C’est une expérience peu habituelle que propose le groupe Société Générale aux amateurs d’art contemporain à l’occasion des vingt ans de sa collection. (De)placements réunit une sélection d’œuvres lui appartenant, exposée au siège de l’entreprise à La Défense jusqu’au 30 octobre. Le nouvel accrochage a été confié à la commissaire d’exposition camerounaise Koyo Kouoh, fondatrice et directrice artistique de RAW Material Company, centre d’art situé à Dakar. Elle met l’accent sur la spécificité et les contraintes imposées par l’espace de travail, lesquelles diffèrent sensiblement de celles du musée ou de la galerie
« Dans un espace de travail, on est censé penser à autre chose qu’à l’art. » Tel est le constat à partir duquel Koyo Kouoh a entrepris de construire sa proposition ! Exposées dans des lieux de passage, de réunion, de réflexion ou de négociation, les œuvres se doivent selon elle d’imposer des situations de visibilité et de contemplation particulières. Elles supposent une indisponibilité du regardeur qu’elles cherchent à apaiser dans son environnement professionnel. « Même si elles ne sont pas activement contemplées, le fait même qu’elles soient là, ancrées dans l’architecture, contribue à une certaine harmonie et à une régulation d’énergies », poursuit la commissaire d’exposition.

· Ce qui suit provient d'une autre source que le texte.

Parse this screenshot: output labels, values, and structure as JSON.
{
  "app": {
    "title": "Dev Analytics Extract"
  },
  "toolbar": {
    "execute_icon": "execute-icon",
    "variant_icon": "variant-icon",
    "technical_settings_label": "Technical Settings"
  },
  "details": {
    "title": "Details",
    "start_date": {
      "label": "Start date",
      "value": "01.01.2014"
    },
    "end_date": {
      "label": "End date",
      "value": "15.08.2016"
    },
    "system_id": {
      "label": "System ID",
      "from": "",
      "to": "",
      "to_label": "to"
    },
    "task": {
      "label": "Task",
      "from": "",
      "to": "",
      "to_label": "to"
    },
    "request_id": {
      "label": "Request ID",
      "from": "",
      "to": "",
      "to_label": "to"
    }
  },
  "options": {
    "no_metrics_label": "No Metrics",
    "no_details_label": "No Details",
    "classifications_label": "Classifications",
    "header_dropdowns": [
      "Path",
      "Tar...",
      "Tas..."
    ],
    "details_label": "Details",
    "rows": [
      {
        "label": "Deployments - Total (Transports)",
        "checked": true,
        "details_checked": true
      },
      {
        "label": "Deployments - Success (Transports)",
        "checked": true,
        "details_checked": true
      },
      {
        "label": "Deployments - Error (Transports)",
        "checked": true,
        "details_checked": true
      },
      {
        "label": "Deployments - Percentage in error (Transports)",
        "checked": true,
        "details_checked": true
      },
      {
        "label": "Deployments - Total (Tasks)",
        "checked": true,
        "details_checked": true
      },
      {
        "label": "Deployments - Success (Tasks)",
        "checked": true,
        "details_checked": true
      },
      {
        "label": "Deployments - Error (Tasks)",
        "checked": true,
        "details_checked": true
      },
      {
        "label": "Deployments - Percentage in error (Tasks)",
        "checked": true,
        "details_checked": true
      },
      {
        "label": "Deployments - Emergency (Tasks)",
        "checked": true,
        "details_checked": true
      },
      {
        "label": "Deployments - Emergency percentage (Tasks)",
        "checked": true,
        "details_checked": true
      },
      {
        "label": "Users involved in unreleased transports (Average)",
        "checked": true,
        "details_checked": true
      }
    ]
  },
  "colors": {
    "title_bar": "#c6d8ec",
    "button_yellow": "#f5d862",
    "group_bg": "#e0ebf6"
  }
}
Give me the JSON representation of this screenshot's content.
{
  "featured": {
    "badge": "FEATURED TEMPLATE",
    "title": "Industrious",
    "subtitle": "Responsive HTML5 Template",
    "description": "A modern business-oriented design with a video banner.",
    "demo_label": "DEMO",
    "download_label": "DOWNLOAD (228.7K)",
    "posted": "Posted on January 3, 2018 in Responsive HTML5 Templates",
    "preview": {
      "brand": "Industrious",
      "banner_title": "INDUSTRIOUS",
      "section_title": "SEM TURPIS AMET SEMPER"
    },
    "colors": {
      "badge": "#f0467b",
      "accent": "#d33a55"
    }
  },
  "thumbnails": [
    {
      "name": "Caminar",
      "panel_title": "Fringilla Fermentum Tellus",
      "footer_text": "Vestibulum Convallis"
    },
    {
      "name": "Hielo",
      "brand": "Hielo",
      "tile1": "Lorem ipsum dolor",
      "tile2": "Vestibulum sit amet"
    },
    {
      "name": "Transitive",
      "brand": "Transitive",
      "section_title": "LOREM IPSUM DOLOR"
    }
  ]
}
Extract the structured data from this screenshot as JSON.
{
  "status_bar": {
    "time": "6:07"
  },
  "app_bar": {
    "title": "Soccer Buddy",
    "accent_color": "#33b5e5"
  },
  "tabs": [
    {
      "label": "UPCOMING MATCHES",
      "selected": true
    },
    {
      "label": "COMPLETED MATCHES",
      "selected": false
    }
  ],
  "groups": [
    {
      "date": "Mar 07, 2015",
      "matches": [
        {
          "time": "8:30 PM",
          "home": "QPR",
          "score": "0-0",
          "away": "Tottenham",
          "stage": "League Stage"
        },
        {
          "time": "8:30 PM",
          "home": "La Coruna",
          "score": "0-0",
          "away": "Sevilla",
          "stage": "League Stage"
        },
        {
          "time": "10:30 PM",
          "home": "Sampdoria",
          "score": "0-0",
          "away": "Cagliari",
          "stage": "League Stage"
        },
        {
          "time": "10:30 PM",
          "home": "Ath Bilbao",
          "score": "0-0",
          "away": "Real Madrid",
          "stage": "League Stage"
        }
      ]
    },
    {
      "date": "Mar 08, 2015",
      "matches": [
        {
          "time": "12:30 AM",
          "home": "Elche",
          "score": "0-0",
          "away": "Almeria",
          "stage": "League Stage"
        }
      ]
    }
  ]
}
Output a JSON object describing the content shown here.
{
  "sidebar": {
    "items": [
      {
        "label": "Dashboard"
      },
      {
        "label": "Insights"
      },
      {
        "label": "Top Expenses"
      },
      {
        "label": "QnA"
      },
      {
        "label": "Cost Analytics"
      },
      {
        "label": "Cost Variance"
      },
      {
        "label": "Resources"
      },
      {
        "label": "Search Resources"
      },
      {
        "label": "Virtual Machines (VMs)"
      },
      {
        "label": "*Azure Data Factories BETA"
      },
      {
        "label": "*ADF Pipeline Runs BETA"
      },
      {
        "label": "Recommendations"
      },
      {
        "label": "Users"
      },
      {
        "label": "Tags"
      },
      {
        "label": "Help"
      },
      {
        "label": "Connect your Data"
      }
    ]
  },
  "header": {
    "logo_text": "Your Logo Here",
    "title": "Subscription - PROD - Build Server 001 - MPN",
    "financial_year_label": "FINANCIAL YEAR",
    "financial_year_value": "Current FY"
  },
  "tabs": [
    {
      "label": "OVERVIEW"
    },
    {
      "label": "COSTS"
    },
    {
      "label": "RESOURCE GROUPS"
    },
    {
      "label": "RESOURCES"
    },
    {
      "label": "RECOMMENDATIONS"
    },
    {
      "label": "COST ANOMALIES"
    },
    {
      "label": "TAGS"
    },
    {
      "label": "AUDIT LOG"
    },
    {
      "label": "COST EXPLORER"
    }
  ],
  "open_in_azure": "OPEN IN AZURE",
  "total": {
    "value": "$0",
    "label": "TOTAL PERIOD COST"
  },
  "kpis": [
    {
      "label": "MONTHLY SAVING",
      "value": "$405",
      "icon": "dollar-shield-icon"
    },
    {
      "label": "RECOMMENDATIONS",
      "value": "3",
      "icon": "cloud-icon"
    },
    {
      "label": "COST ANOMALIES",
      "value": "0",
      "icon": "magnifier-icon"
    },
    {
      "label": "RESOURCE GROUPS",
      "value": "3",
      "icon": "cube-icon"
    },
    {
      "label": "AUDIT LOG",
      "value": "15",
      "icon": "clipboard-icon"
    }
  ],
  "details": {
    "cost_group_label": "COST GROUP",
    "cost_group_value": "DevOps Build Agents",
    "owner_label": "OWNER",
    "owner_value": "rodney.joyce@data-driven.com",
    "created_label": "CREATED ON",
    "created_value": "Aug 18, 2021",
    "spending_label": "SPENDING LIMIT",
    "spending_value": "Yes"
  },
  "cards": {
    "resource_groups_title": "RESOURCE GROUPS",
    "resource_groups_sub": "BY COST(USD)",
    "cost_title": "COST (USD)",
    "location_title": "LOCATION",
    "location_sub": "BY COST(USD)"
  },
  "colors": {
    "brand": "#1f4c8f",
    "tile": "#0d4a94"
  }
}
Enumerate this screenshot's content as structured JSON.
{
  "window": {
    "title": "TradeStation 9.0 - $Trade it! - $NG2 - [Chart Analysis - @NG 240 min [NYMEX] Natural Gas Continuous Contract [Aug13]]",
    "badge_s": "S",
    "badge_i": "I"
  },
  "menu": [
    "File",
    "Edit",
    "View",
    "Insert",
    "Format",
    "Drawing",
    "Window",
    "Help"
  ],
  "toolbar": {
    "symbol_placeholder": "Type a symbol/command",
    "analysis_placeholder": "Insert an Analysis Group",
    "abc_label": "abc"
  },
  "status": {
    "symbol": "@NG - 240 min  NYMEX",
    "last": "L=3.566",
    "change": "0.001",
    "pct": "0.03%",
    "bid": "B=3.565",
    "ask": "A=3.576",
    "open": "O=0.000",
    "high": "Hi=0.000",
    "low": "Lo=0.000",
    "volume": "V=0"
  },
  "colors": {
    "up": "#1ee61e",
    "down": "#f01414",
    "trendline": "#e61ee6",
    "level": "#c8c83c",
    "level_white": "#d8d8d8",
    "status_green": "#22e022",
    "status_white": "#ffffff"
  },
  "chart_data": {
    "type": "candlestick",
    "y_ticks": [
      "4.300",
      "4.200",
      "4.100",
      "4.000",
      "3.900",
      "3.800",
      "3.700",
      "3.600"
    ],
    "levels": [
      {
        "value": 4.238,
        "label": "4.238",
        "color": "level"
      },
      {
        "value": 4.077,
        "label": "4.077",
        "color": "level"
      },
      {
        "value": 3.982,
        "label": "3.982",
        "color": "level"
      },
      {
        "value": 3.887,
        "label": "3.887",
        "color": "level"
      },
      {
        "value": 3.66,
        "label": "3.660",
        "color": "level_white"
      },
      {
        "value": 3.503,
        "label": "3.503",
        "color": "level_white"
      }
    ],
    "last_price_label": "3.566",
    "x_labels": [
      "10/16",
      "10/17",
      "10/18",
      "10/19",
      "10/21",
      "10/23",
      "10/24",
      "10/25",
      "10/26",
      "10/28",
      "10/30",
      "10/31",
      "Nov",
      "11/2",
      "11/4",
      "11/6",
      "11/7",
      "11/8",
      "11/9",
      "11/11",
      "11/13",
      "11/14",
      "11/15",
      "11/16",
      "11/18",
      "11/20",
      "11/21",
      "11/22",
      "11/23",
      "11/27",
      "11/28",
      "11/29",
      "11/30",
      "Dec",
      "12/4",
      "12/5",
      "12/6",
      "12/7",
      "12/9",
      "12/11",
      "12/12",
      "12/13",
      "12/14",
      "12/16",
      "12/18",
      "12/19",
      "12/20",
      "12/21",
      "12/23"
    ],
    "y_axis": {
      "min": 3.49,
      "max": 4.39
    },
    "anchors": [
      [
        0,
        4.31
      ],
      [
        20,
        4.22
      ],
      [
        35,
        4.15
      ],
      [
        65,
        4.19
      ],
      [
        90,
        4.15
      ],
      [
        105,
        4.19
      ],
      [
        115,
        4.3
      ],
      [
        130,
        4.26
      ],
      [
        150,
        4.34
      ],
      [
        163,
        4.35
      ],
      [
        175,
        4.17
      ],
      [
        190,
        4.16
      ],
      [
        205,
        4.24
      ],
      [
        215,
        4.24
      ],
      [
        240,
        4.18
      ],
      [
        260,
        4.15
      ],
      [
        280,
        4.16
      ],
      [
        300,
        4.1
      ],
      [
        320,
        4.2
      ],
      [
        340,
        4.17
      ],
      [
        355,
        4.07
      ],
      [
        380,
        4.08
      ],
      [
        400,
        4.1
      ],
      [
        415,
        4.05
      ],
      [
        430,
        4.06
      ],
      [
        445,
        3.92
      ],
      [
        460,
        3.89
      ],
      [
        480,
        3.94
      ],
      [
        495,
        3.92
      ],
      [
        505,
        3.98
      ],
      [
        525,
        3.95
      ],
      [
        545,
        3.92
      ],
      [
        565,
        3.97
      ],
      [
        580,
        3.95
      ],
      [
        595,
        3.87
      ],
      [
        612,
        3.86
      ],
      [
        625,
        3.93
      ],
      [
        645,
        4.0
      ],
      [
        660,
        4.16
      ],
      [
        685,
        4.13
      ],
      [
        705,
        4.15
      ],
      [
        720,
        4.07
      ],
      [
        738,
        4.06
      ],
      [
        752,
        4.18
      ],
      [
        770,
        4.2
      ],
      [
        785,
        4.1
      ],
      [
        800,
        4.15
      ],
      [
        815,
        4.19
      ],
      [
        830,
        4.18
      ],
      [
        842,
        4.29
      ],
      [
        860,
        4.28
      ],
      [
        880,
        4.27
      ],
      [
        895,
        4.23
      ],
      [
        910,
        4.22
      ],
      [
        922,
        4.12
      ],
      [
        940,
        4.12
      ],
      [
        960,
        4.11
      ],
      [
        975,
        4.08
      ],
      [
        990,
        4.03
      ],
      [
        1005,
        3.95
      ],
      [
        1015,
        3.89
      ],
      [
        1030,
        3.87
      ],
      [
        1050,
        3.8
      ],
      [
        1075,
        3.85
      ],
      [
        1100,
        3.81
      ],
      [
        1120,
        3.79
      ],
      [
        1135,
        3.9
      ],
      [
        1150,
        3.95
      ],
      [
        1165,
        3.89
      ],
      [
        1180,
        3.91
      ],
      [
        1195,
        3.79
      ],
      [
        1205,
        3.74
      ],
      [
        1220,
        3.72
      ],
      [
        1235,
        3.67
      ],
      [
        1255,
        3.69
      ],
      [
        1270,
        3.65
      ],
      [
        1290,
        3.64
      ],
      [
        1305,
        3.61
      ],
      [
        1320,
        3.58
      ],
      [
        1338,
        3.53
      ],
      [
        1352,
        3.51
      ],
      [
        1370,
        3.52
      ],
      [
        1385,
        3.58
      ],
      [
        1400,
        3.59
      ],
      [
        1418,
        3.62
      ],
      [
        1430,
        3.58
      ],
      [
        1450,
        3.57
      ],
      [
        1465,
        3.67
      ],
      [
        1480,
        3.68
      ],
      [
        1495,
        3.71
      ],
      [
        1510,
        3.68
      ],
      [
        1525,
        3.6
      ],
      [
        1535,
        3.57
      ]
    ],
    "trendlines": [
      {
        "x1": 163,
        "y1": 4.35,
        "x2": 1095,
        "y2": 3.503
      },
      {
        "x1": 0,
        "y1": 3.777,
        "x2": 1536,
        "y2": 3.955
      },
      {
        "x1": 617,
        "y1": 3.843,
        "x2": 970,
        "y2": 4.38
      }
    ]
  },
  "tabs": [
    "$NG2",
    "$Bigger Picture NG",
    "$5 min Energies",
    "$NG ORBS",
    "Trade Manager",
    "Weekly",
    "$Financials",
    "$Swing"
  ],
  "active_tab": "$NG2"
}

Dans un souci d’originalité et d’innovation, Koyo Kouoh a voulu se démarquer du travail mené lors des précédents accrochages, notamment en mettant l’accent sur des œuvres de la Collection qui n’avaient encore jamais été exposées. Elle évoque aussi son souhait de placer la sélection en relation directe avec l’activité et l’environnement imposant de la banque. « Nous sommes quand même dans un espace puissant et de grande influence dans la vie de tous les jours. D’où le choix du thème de déplacement et le jeu de mots avec placement et, par extension, les notions de flux et de mouvement. » La représentation du mouvement tient donc une place centrale dans l’exposition en interrogeant des concepts tels que les flux matériels et immatériels, l’immigration ou l’ouverture à un monde globalisé.
En Chine avec Marc Riboud
Au fil de sa déambulation dans les couloirs, le visiteur appréhende la diversité de la collection constituée de peintures, sculptures et photographies. Parmi ces dernières, une série du photographe allemand Thomas Ruff s’articule autour des travaux de l’architecte des années 1920, Mies van der Rohe : alors que certaines images montrent des bâtiments au plus proche de leur réalité, d’autres sont floutées ou manipulées – à l’exemple de W.H.S.05. La perception est alors modifiée en fonction du point de vue du spectateur qui se retrouve en face d’une œuvre en mouvement, nouant ainsi un rapport ludique avec elle.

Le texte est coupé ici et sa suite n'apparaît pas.